To those from beyond the borders of the state’s 99 counties, Secret Service details, senators, and governors walking around campus or packing a diner may cause a double take.  

But in the home of the first-in-the-nation caucuses, such a setting is commonplace. Increasingly Republicans, such as Sen. Rand Paul, R-Ky.,venture into the confines into what local liberals proudly refer to as the “People’s Republic of Iowa City.” 

“Iowa City is kind of an interesting location, usually considered much more liberal town or community than the rest of Iowa, but as far as the students are concerned, there is a good mix,” said Tim Hagle, a UI associate professor of political science.

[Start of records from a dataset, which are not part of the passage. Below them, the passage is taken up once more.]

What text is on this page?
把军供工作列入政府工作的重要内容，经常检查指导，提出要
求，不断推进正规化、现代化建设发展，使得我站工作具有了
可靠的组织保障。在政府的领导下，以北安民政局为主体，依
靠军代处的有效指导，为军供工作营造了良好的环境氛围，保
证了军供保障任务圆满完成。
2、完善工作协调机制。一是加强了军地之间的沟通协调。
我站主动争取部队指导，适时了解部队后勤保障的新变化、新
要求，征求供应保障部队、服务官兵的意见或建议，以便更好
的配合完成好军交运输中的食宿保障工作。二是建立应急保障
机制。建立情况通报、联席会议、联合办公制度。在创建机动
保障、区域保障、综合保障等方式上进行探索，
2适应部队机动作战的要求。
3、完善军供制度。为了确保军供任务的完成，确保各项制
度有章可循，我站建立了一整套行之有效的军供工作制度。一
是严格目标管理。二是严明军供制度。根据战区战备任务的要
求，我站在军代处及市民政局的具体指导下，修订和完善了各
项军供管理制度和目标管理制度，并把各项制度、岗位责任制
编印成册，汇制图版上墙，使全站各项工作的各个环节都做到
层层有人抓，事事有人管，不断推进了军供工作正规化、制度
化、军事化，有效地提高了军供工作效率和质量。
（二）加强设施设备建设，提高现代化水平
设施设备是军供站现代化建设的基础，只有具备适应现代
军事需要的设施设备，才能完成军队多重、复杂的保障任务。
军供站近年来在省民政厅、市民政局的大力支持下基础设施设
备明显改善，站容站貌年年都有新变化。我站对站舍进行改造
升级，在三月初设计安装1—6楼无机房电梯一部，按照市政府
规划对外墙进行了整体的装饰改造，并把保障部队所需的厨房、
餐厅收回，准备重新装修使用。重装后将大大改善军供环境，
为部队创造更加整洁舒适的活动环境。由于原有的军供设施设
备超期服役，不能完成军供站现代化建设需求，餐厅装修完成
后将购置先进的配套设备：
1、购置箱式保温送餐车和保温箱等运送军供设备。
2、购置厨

Since 1972 (starting with the Democrats), the Iowa caucuses have led the nation in choosing a presidential candidate. Unlike a traditional election, which is overseen by elected officials, the state parties operate caucuses in numerous locations around the state. 

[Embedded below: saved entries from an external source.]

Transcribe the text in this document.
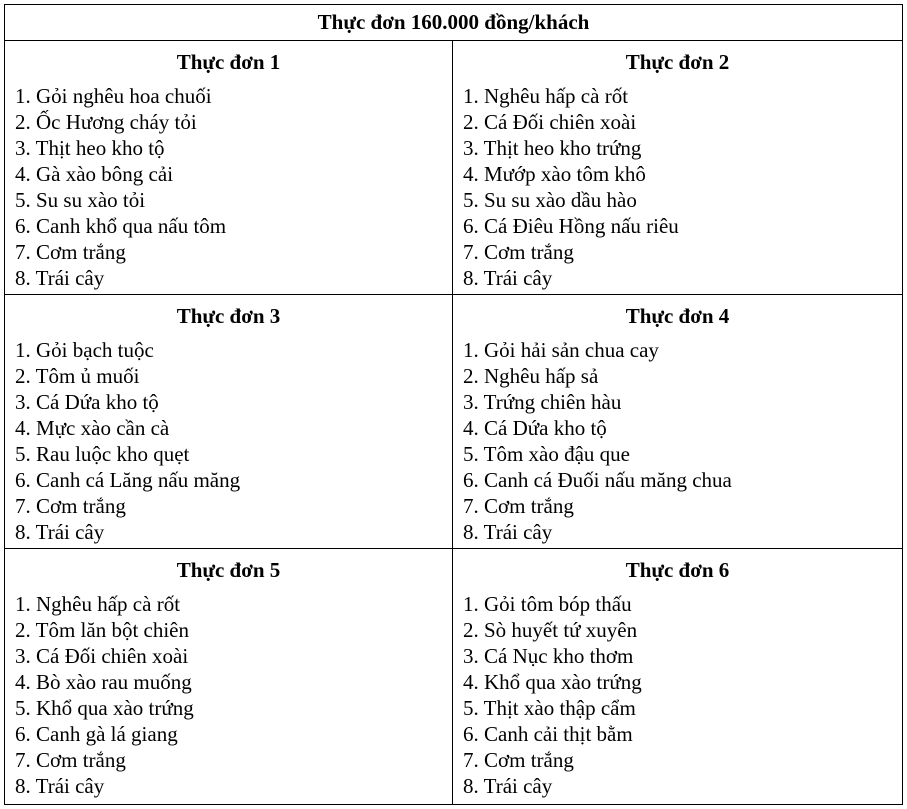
Thực đơn 160.000 đồng/khách
Thực đơn 1
1. Gỏi nghêu hoa chuối
2. Ốc Hương cháy tỏi
3. Thịt heo kho tộ
4. Gà xào bông cải
5. Su su xào tỏi
6. Canh khổ qua nấu tôm
7. Cơm trắng
8. Trái cây
Thực đơn 2
1. Nghêu hấp cà rốt
2. Cá Đối chiên xoài
3. Thịt heo kho trứng
4. Mướp xào tôm khô
5. Su su xào dầu hào
6. Cá Điêu Hồng nấu riêu
7. Cơm trắng
8. Trái cây
Thực đơn 3
1. Gỏi bạch tuộc
2. Tôm ủ muối
3. Cá Dứa kho tộ
4. Mực xào cần cà
5. Rau luộc kho quẹt
6. Canh cá Lăng nấu măng
7. Cơm trắng
8. Trái cây
Thực đơn 4
1. Gỏi hải sản chua cay
2. Nghêu hấp sả
3. Trứng chiên hàu
4. Cá Dứa kho tộ
5. Tôm xào đậu que
6. Canh cá Đuối nấu măng chua
7. Cơm trắng
8. Trái cây
Thực đơn 5
1. Nghêu hấp cà rốt
2. Tôm lăn bột chiên
3. Cá Đối chiên xoài
4. Bò xào rau muống
5. Khổ qua xào trứng
6. Canh gà lá giang
7. Cơm trắng
8. Trái cây
Thực đơn 6
1. Gỏi tôm bóp thấu
2. Sò huyết tứ xuyên
3. Cá Nục kho thơm
4. Khổ qua xào trứng
5. Thịt xào thập cẩm
6. Canh cải thịt bằm
7. Cơm trắng
8. Trái cây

On caucus night, there’s no absentee or early voting, Republicans and Democrats huddle in locations such as the IMU to handle party business, but the reason everyone watches is that participants — who could include you— choose whom they want to represent their party’s candidate for president. 

If a hopeful wins the caucuses, especially if the national media predict a candidate would not be successful, that can jump-start a push toward the White House. Just ask former Illinois Sen. Barack Obama and former Texas Gov. George W. Bush what it did for them.

Bottom line, the reason you'll be swamped by people signing you up to vote, and if you choose to, you can meet with almost any candidate is for whom Iowa matters.

So if you want a selfie with the next president, you came to the right place.

And if politics still is not your forte, presidential visits have caused a handful of classes to be canceled in the past — always a plus.

On campus you’ll find events everywhere from the Pentacrest and T. Anne Cleary Walkway and IMU. 

Just a couple of minutes away from campus, you will find Hamburg Inn No. 2, which features the coffee-bean caucus. Starting with President Ronald Reagan — you can sit in the same booth occupied by the 40th president — a number of who’s who politicos have stumped through its usually cramped room. 

Even after the Feb. 1, 2016, caucuses, attention may still be on Iowa. As a traditionally competitive swing-state, the spotlight usually returns.

As you will soon learn, here the campaign, with its visits, coverage, and volunteers, are never far away.